To determine the feasibility of volumetric criteria without anatomic exclusion for the selection of right posterior sector (RPS) grafts for adult-to-adult living donor liver transplantation (LDLT), we reviewed and compared our transplant data for RPS grafts and right lobe (RL) grafts. Between January 2008 and September 2010, adult-to-adult LDLT was performed 65 times at our institute; 13 of the procedures (20%) were performed with RPS grafts [the posterior sector (PS) group], and 39 (60%) were performed with RL grafts (the RL group).
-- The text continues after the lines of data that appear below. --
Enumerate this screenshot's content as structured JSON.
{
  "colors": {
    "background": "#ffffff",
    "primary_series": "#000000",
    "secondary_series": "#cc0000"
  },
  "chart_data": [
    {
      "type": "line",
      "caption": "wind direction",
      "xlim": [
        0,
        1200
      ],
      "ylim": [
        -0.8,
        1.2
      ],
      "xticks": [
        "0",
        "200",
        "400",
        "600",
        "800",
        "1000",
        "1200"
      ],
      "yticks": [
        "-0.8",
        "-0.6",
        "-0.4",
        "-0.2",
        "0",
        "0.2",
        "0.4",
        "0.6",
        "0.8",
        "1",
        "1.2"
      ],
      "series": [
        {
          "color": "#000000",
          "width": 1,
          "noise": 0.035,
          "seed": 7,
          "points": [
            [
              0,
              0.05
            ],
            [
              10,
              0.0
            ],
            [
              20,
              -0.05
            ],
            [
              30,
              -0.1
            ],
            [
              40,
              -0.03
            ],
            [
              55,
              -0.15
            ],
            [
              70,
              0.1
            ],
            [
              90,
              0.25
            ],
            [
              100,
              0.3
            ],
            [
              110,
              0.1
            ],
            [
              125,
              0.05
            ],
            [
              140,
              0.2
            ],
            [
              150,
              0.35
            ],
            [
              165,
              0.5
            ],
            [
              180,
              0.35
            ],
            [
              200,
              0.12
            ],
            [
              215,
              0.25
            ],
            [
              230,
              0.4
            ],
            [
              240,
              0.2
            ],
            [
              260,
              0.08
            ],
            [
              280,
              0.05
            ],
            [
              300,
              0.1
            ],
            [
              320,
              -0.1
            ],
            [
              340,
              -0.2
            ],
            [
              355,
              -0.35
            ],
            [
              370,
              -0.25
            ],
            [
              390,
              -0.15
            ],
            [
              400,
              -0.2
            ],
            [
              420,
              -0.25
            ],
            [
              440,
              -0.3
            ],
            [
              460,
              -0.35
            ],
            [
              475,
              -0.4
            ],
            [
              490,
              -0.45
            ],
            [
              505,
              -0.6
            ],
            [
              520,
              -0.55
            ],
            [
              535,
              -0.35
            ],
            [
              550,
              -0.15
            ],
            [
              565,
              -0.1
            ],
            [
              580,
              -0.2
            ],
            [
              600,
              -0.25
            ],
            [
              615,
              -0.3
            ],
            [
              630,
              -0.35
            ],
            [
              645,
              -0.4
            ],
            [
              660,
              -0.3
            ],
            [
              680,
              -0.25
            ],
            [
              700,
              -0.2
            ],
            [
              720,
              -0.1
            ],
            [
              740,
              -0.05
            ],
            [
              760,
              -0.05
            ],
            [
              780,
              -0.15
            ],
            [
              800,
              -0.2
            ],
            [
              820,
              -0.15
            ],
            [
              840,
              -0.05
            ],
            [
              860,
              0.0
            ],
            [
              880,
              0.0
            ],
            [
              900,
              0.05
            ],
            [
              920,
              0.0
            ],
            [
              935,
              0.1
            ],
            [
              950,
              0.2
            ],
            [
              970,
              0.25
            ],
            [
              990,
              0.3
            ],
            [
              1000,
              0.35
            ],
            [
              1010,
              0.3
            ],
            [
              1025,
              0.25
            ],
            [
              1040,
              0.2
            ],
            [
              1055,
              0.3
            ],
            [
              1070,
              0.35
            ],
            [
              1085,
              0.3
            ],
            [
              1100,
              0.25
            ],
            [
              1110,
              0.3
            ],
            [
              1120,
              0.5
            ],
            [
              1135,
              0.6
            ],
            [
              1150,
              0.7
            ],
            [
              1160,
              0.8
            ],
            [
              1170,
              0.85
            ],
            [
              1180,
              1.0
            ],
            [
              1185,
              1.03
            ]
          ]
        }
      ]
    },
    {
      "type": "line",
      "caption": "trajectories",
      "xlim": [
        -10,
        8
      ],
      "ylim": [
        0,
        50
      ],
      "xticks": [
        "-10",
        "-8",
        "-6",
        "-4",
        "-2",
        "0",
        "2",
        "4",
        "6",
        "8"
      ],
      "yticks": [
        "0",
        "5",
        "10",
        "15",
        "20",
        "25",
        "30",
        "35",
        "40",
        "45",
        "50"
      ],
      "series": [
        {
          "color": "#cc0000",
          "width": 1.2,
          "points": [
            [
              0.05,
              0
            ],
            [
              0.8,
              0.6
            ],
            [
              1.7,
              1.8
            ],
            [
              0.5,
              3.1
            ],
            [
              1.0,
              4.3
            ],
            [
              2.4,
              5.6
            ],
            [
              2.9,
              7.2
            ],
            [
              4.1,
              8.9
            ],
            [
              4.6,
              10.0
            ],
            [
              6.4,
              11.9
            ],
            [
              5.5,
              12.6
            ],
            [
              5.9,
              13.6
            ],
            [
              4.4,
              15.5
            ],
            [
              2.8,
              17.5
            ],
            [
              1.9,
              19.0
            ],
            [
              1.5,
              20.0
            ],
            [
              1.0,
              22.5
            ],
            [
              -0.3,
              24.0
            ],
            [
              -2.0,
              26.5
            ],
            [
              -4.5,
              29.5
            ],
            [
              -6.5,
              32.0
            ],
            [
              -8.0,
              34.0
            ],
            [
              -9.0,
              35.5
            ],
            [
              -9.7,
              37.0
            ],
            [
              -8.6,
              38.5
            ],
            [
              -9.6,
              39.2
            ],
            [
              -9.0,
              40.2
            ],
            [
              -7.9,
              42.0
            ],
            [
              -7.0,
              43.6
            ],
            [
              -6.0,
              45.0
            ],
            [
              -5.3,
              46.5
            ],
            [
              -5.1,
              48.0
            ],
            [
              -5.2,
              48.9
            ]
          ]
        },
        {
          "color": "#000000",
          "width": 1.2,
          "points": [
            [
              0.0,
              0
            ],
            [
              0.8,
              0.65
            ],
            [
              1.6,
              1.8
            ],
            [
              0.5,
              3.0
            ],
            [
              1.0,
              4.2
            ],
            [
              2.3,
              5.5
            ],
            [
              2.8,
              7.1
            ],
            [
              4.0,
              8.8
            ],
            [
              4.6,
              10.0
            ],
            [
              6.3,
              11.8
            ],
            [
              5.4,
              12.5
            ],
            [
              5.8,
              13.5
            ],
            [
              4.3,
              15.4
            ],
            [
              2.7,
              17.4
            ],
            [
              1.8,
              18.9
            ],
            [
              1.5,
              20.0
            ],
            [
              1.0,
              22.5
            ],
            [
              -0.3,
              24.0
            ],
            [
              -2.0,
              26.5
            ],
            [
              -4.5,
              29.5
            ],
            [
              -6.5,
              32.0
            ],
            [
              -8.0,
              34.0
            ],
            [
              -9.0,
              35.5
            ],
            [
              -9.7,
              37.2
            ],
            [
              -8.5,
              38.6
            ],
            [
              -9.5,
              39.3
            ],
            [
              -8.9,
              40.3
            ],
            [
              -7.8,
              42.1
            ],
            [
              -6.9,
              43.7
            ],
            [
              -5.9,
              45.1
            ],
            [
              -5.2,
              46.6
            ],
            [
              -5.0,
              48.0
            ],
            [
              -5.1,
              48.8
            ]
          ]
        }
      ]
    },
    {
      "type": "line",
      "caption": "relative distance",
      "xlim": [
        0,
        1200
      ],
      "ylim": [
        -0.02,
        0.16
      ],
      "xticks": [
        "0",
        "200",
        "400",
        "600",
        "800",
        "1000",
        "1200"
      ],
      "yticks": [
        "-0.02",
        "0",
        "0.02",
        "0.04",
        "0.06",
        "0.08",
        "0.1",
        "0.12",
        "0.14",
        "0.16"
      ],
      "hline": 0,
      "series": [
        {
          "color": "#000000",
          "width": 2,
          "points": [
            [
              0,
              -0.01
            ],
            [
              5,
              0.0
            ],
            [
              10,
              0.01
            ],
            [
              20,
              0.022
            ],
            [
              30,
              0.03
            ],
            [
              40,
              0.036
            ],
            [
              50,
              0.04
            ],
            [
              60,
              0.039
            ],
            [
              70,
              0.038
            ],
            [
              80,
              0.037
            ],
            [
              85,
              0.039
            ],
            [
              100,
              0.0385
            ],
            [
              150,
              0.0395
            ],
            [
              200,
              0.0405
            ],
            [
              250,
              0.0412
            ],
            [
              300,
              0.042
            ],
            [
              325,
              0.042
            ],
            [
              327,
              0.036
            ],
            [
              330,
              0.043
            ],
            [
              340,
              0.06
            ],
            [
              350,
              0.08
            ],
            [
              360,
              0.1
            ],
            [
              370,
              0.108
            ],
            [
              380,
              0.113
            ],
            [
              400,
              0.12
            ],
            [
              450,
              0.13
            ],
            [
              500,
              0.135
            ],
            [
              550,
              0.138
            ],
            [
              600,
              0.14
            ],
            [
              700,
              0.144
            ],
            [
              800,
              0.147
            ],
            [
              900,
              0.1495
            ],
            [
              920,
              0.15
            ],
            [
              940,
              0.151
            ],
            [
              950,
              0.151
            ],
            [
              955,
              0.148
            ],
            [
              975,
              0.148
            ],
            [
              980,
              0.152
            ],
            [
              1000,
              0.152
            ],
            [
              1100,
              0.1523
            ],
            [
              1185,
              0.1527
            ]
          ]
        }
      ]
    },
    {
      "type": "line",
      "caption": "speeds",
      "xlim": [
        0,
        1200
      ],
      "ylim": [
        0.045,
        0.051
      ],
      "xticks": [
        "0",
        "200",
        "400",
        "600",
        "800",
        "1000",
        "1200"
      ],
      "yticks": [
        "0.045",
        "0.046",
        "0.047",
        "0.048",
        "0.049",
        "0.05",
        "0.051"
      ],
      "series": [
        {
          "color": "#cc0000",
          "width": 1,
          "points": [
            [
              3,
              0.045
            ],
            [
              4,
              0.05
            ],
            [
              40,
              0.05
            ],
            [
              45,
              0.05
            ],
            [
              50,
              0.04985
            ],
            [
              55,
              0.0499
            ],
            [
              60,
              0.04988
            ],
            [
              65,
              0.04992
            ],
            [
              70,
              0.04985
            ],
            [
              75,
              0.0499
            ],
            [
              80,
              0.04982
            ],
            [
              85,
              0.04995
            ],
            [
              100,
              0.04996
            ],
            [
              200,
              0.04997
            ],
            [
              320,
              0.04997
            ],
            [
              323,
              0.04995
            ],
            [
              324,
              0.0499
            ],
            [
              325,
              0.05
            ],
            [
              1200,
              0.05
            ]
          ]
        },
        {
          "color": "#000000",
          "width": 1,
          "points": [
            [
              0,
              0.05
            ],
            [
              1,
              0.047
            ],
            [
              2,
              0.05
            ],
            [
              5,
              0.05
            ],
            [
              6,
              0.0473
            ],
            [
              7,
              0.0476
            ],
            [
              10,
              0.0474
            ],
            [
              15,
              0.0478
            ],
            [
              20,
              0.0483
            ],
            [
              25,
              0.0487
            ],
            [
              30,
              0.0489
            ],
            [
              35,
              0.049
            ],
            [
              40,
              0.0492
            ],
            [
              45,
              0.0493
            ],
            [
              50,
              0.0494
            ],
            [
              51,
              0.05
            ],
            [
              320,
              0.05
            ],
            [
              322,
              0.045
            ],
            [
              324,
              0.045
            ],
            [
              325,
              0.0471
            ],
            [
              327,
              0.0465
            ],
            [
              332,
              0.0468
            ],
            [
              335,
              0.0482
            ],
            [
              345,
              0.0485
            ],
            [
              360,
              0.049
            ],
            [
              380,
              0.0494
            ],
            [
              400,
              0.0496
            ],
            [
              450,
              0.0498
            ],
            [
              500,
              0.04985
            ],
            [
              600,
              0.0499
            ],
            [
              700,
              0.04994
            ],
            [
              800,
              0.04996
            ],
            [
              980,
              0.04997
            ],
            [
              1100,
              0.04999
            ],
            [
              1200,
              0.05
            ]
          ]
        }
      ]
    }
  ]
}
The volumetry of the 13 RPS donor livers showed that the RPS volume was 39.8% ± 7.6% of the total liver volume. Ten of the 13 donors had to donate RPS grafts because the left liver volume was inadequate. All donor procedures were performed successfully, and all donors recovered from hepatectomy. However, longer operative times were required for the procurement of RPS grafts versus RL grafts (418 ± 40 versus 345 ± 48 minutes, P < 0.001). The postoperative recovery of liver function was smoother for the donors of the PS group versus the donors of the RL group. The RPS grafts had significantly smaller hepatic artery and bile duct openings than the RL grafts. All recipients with RPS grafts survived LDLT. No recipients experienced vascular graft complications or small-for-size graft dysfunction. There were no significant differences in the incidence of posttransplant complications between the donors and recipients of the PS and RL groups. The 3-year graft survival rates were favorable in both groups (100% in the PS group versus 91% in the RL group). In conclusion, the selection of RPS grafts by volume criteria is a feasible strategy for an adult-to-adult LDLT program.

摘要

为了确定容积标准在成人对成人活体肝移植(LDLT)中选择右后叶(RPS)移植物的可行性,我们回顾并比较了我们的 RPS 移植物和右叶(RL)移植物的移植数据。2008 年 1 月至 2010 年 9 月,我们所在的研究所共进行了 65 例成人对成人 LDLT;其中 13 例(20%)采用 RPS 移植物进行(PS 组),39 例(60%)采用 RL 移植物进行(RL 组)。13 例 RPS 供肝的体积测量结果显示,RPS 体积占总肝体积的 39.8%±7.6%。13 例供者中有 10 例因左肝体积不足而不得不捐献 RPS 移植物。所有供者手术均成功完成,且均从肝切除术中恢复。然而,与 RL 移植物相比,RPS 移植物的获取时间更长(418±40 分钟与 345±48 分钟,P<0.001)。与 RL 组相比,PS 组供者的肝功能恢复更平稳。RPS 移植物的肝动脉和胆管开口明显小于 RL 移植物。所有接受 RPS 移植物的受者均存活 LDLT。受者未发生血管移植物并发症或小肝综合征。PS 和 RL 组供受者的移植后并发症发生率无显著差异。两组 3 年移植物存活率均较好(PS 组 100%,RL 组 91%)。总之,根据体积标准选择 RPS 移植物是成人对成人 LDLT 方案的一种可行策略。